At this time, Azure Data Lake Storage (ADLS) Gen2 source filesystems can only be used for one-time migrations.

Use the following CLI commands to add source filesystems:

CommandAction
filesystem add adls2 oauthAdd an ADLS Gen 2 filesystem resource using a service principal and oauth credentials
filesystem add adls2 sharedKeyAdd an ADLS Gen 2 filesystem resource using access key credentials
filesystem add gcsAdd a Google Cloud Storage filesystem resource
filesystem add hdfsAdd a HDFS resource
filesystem add s3aAdd an S3 filesystem resource (choose this when using Amazon S3 and IBM Cloud Object Storage)

Validate your source filesystem#

Verify that the correct source filesystem is registered or delete the existing one (you'll define a new source in the Add File Systems step).
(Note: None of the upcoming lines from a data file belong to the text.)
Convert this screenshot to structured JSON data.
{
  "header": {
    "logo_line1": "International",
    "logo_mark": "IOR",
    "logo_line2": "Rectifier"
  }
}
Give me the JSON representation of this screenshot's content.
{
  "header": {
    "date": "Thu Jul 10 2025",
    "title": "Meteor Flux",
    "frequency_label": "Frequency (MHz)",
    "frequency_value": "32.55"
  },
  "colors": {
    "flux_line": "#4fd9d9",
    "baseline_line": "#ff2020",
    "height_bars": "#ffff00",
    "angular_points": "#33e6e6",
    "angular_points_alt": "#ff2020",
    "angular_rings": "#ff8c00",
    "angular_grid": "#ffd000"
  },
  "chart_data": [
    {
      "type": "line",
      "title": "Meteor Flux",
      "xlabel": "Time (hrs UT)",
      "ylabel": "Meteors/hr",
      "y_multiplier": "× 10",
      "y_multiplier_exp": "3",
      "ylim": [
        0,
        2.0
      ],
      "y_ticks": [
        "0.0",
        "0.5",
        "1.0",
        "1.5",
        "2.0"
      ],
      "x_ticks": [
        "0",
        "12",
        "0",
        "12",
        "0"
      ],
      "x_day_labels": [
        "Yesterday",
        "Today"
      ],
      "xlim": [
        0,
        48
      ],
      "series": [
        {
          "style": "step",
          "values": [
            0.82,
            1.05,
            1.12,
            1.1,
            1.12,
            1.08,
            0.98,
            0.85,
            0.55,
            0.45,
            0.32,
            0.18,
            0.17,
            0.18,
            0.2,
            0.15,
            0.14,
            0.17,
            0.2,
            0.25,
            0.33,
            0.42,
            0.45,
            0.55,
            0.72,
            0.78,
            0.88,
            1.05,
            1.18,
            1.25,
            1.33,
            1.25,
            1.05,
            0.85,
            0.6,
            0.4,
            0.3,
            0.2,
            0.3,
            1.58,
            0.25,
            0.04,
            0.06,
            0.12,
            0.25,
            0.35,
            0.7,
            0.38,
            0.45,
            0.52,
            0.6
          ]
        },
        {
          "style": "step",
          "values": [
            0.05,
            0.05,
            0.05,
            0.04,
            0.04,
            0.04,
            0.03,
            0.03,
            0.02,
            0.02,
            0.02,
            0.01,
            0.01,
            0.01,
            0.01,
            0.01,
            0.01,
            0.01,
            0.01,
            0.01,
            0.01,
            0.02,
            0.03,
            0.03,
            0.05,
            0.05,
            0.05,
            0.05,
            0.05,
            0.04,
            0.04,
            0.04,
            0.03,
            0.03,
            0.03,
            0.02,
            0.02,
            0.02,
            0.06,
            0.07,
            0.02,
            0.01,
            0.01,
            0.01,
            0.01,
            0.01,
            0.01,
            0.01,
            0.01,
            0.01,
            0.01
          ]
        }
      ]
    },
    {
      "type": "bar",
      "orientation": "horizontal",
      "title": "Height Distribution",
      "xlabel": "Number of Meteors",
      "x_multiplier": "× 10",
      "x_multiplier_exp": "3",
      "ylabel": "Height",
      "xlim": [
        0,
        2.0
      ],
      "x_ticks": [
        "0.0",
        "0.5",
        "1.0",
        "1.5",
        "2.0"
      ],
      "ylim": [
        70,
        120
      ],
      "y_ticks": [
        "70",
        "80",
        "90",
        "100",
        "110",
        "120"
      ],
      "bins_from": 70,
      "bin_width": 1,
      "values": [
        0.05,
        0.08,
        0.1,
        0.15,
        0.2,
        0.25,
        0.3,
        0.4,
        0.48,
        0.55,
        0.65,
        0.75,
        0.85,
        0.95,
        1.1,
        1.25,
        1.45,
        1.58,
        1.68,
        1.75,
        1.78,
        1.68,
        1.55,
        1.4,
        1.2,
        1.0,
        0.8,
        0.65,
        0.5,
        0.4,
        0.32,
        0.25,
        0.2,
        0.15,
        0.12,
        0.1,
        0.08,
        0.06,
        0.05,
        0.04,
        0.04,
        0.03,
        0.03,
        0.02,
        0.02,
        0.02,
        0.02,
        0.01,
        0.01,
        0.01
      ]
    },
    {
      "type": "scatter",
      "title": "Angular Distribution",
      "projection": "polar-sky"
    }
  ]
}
If Kerberos is enabled or your Hadoop configuration does not contain the information needed to connect to the Hadoop file system, use the filesystem auto-discover-source hdfs command to provide your Kerberos credentials and auto-discover your source HDFS configuration.

note

If Kerberos is disabled, and Hadoop configuration is on the host, LiveData Migrator will detect the source filesystem automatically on startup.

Manage your source filesystem#

Manage the source filesystem with the following commands:

CommandAction
source clearDelete all sources
source delDelete one source
[filesystem auto-discover-hdfs]Automatically detect an HDFS source
source showView the source filesystem configuration
filesystem auto-discover-source hdfsEnter your Kerberos credentials to access your source HDFS configuration
note

To update existing filesystems, first stop all migrations associated with them. After saving updates to your configuration, you'll need to restart the LiveData Migrator service for your updates to take effect. In most supported Linux distributions, run the command service livedata-migrator restart.